Нам очень скоро стало понятно, что мы напрасно так мечтали ехать по лесу, приветливо качавшему нам ветвями издалека. Не успели мы углубиться в него достаточно для того, чтобы сквозь просветы между деревьями перестало виднеться поле, как вдруг нам навстречу, с левой стороны от дороги, шагнул развязного вида парень, небрежно и расслабленно державший топор обухом вниз. Он по-хозяйски взял оторопевшую Милягу под уздцы и сказал насмешливо:

— Ну, лекари, приехали. Давайте слазьте.

«Оглянись назад!»- крикнул Учитель у меня в голове, и я поспешно обернулся. Точно: сзади подходили ещё трое, но уже серьёзные и сумрачные мужики с неухоженными волосами и бородами, в которых застряло множество мелкого мусора.
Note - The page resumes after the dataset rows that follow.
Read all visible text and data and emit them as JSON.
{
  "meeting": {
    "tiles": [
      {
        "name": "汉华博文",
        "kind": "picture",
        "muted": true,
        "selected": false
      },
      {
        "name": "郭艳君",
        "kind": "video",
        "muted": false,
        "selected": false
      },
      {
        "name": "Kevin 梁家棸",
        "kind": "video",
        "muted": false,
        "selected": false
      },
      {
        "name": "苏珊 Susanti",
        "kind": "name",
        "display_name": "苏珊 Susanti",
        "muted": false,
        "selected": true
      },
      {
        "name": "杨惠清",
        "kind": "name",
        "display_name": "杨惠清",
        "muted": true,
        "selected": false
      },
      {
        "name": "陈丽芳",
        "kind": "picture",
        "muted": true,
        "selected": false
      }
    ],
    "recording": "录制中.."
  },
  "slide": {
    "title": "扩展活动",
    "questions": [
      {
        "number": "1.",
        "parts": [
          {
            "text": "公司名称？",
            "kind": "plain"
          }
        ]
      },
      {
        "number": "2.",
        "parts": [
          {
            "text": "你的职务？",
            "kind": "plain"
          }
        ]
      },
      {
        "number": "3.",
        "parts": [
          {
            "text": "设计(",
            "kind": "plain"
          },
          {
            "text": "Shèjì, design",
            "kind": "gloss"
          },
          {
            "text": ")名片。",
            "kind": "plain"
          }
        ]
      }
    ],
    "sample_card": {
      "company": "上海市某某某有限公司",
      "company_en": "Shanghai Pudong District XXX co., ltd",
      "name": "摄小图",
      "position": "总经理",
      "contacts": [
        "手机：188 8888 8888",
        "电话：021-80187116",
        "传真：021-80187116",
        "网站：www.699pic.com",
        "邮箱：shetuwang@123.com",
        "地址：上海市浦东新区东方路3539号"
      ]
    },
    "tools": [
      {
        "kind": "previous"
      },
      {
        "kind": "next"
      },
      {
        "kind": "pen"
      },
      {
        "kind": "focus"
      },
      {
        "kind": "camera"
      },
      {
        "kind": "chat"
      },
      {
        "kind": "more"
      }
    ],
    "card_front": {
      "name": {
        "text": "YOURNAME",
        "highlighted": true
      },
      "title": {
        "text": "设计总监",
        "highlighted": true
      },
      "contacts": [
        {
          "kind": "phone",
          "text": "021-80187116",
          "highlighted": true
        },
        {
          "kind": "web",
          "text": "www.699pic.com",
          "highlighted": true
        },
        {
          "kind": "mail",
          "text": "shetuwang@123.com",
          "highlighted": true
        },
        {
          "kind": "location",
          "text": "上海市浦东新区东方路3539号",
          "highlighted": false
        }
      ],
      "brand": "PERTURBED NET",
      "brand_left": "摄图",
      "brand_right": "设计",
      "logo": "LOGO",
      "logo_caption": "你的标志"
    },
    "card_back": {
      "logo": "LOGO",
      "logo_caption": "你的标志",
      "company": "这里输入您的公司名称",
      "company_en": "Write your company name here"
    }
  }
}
Эти держали топоры наготове, слегка покачивая в руках.

И справа вышел один, и слева. Шестеро, стало быть?

Эх, были бы они «настоящими» разбойниками, из бывших солдат, то, скорее всего, действовали бы более расторопно. Я уже не говорю о наёмниках — эти бы мигом порвали нас в лоскуты. По счастью, наёмники в те годы были редкостью, и только на службе у очень уважаемых людей, за немыслимые деньги.

Нам помогло и то, что эти вояки никак не могли воспринимать достаточно серьёзно двух юных пацанов в компании с аппетитной девицей. Ох, как они ошиблись! Учитель нам едва ли не каждый день долбил, что нельзя расслабляться даже рядом с ребёнком, немощным стариком или запуганной женщиной. Кто ж знает, какую железку они могут воткнуть тебе в спину?

Солнышко пискнула и зажала себе рот ладошкой, озираясь затравленным зверьком. Её поведение вызвало плотоядные, радостные усмешки. Подошедший слева ухватился одной рукой за возок, а другой цапнул девушку за руку — она забилась в судорожной истерике, вскрикивая, чем ещё больше раззадоривала вышедших из леса мужиков.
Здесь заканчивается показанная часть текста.